The share of sales to the Russian market grew from 48.4% in 2017 to 49.5% in 2018, mainly due to a shift from sales to Europe and the CIS.

Steel segment revenues from sales of iron ore products rose by 32.3%. This was due to a 26.3% increase in sales price, accompanied by 6.0% rise in sales volumes. In 2018, around 70.2% of EVRAZ iron ore consumption in steelmaking came from the Group’s own operations, compared with 66.5% a year earlier.

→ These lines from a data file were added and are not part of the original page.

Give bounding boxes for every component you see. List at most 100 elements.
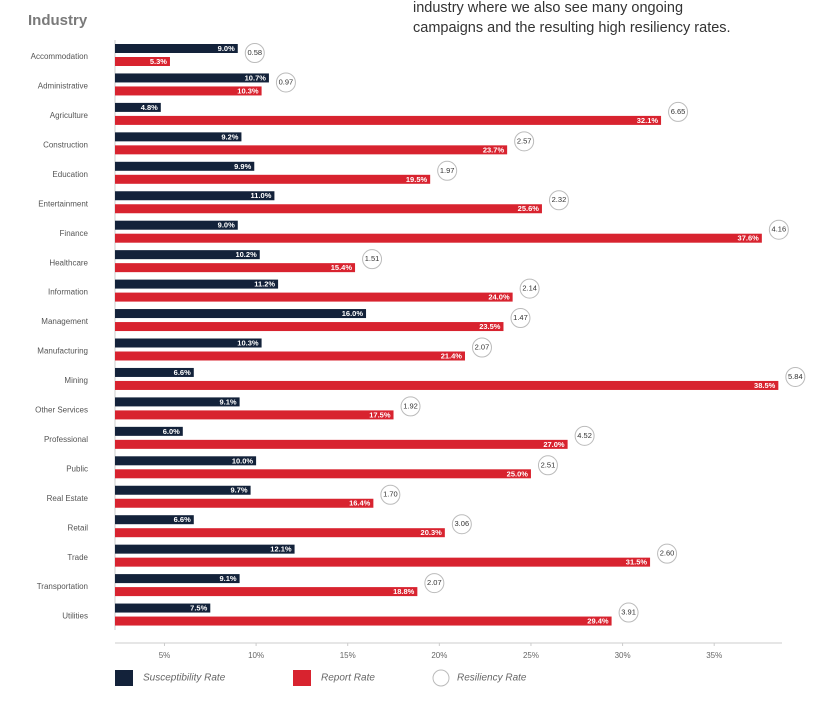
resiliency-marker — [471, 337, 492, 358]
bar-label: 11.0% — [251, 191, 272, 200]
x-tick-label: 25% — [523, 651, 539, 660]
chart-title: Industry — [28, 12, 88, 29]
resiliency-marker — [768, 219, 789, 240]
y-tick-label: Accommodation — [31, 52, 88, 61]
bar — [115, 191, 275, 201]
resiliency-marker — [618, 602, 639, 623]
bar-label: 4.8% — [141, 103, 158, 112]
bar-label: 32.1% — [637, 116, 659, 125]
resiliency-label: 4.52 — [577, 431, 592, 440]
bar-label: 11.2% — [254, 280, 275, 289]
bar — [115, 603, 211, 613]
resiliency-marker — [244, 43, 265, 63]
bar — [115, 161, 255, 171]
bar-label: 19.5% — [406, 175, 428, 184]
bar — [115, 102, 161, 112]
bar — [115, 115, 662, 125]
resiliency-label: 1.70 — [383, 490, 398, 499]
bar-label: 27.0% — [543, 440, 565, 449]
bar-label: 38.5% — [754, 381, 776, 390]
bar-label: 29.4% — [587, 617, 609, 626]
bar — [115, 250, 260, 260]
x-tick-label: 10% — [248, 651, 264, 660]
bar-label: 37.6% — [738, 234, 760, 243]
resiliency-marker — [380, 484, 401, 505]
y-tick-label: Administrative — [38, 82, 89, 91]
y-tick-label: Construction — [43, 140, 88, 149]
bar — [115, 587, 418, 597]
bar — [115, 367, 194, 377]
bar-label: 9.0% — [218, 44, 235, 53]
bar — [115, 86, 262, 96]
resiliency-marker — [510, 308, 531, 329]
bar-label: 16.0% — [342, 309, 364, 318]
y-tick-label: Healthcare — [49, 258, 88, 267]
bar — [115, 338, 262, 348]
bar-label: 10.7% — [245, 73, 267, 82]
y-tick-label: Entertainment — [38, 199, 89, 208]
bar — [115, 485, 251, 495]
bar — [115, 279, 279, 289]
resiliency-marker — [400, 396, 421, 417]
resiliency-marker — [537, 455, 558, 476]
resiliency-label: 2.32 — [552, 195, 567, 204]
bar — [115, 397, 240, 407]
legend-label: Susceptibility Rate — [143, 673, 226, 684]
bar — [115, 351, 465, 361]
y-tick-label: Public — [66, 464, 88, 473]
bar-label: 9.1% — [219, 397, 236, 406]
bar-label: 15.4% — [331, 263, 353, 272]
resiliency-marker — [668, 101, 689, 122]
x-tick-label: 30% — [615, 651, 631, 660]
bar-label: 9.2% — [221, 132, 238, 141]
y-tick-label: Finance — [60, 229, 89, 238]
bar-label: 23.5% — [479, 322, 501, 331]
legend-label: Resiliency Rate — [457, 673, 527, 684]
y-tick-label: Professional — [44, 435, 88, 444]
bar-label: 9.1% — [219, 574, 236, 583]
resiliency-label: 6.65 — [671, 107, 686, 116]
y-tick-label: Retail — [68, 523, 89, 532]
bar — [115, 174, 431, 184]
bar-label: 17.5% — [369, 410, 391, 419]
bar — [115, 263, 356, 273]
resiliency-label: 0.58 — [247, 48, 262, 57]
resiliency-marker — [574, 425, 595, 446]
bar — [115, 322, 504, 332]
resiliency-label: 2.07 — [475, 342, 490, 351]
resiliency-label: 2.51 — [541, 460, 556, 469]
bar-label: 31.5% — [626, 558, 648, 567]
intro-text: campaigns and the resulting high resilie… — [413, 20, 731, 36]
bar — [115, 132, 242, 142]
bar-label: 6.6% — [174, 515, 191, 524]
resiliency-label: 2.60 — [660, 549, 675, 558]
y-tick-label: Utilities — [62, 612, 88, 621]
resiliency-marker — [514, 131, 535, 152]
bar-label: 20.3% — [421, 528, 443, 537]
y-tick-label: Trade — [67, 553, 88, 562]
bar — [115, 44, 238, 53]
resiliency-label: 3.91 — [621, 608, 636, 617]
resiliency-marker — [657, 543, 678, 564]
resiliency-label: 1.92 — [403, 401, 418, 410]
bar-label: 16.4% — [349, 499, 371, 508]
x-tick-label: 20% — [431, 651, 447, 660]
y-tick-label: Management — [41, 317, 88, 326]
y-tick-label: Manufacturing — [37, 347, 88, 356]
y-tick-label: Real Estate — [47, 494, 89, 503]
bar-label: 24.0% — [488, 293, 510, 302]
bar-label: 10.3% — [237, 338, 259, 347]
bar-label: 10.0% — [232, 456, 254, 465]
resiliency-label: 2.07 — [427, 578, 442, 587]
bar — [115, 544, 295, 554]
y-tick-label: Transportation — [37, 582, 88, 591]
bar — [115, 292, 513, 302]
bar-label: 9.0% — [218, 221, 235, 230]
bar — [115, 233, 762, 243]
resiliency-label: 1.97 — [440, 166, 455, 175]
legend-swatch — [115, 670, 133, 686]
legend-swatch — [293, 670, 311, 686]
bar-label: 10.3% — [237, 86, 259, 95]
bar-label: 25.0% — [507, 469, 529, 478]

Steel segment revenues from sales of vanadium products surged by 111.4%. A 124.6% was attributed to an upswing in sales prices, which was partly offset by a 13.2% decrease in sales volumes. Reduction in sales volumes was caused by a low-base effect from higher oxide availability in 2017 due to the conversion of slag stocks at third parties; production downtime due to the launch of blast furnace No. 7 at EVRAZ NTMK and maintenance at EVRAZ Vanady-Tula; and the fact that no Nitrovan sales from EVRAZ Vametco were being included in the 2018 reporting following its deconsolidation in May 2017.

Cost of revenues

In 2018, the Steel segment’s cost of revenues decreased by 3.1% year-on-year. The main reasons for the reduction were:

  • The cost of raw materials fell by 9.5%, mainly due to reduced costs of iron ore (down 24.0%), coking coal (down 10.8%) and other raw materials (down 10.5%) following to the disposal of EVRAZ DMZ in March 2018 and Yuzhkoks in December 2017, as well as the effect of the weaker rouble. This was partly offset by higher cost of scrap (up 10.3%) due to higher prices.
  • Transportation costs dropped by 8.9%, primarily due to the ruble’s depreciation, following the disposal of EVRAZ Sukha Balka in June 2017.
  • Staff costs were down 7.4%, largely because of the effect that ruble weakness had on costs and due to the disposal of EVRAZ DMZ.
  • Depreciation and depletion costs decreased by 7.9%, primarily due to ruble’s depreciation.
  • Energy costs were lower due to the weaker ruble and disposal of EVRAZ DMZ.
  • Other costs increased, primarily due to changes in goods for resale and semi-finished products.

Gross profit

The Steel segment’s gross profit surged by 67.7% year-on-year, driven primarily by higher vanadium and steel prices, accompanied by the effect that rouble weakening had on costs. This was partly offset by a rise in prices for purchased raw materials (particularly for scrap).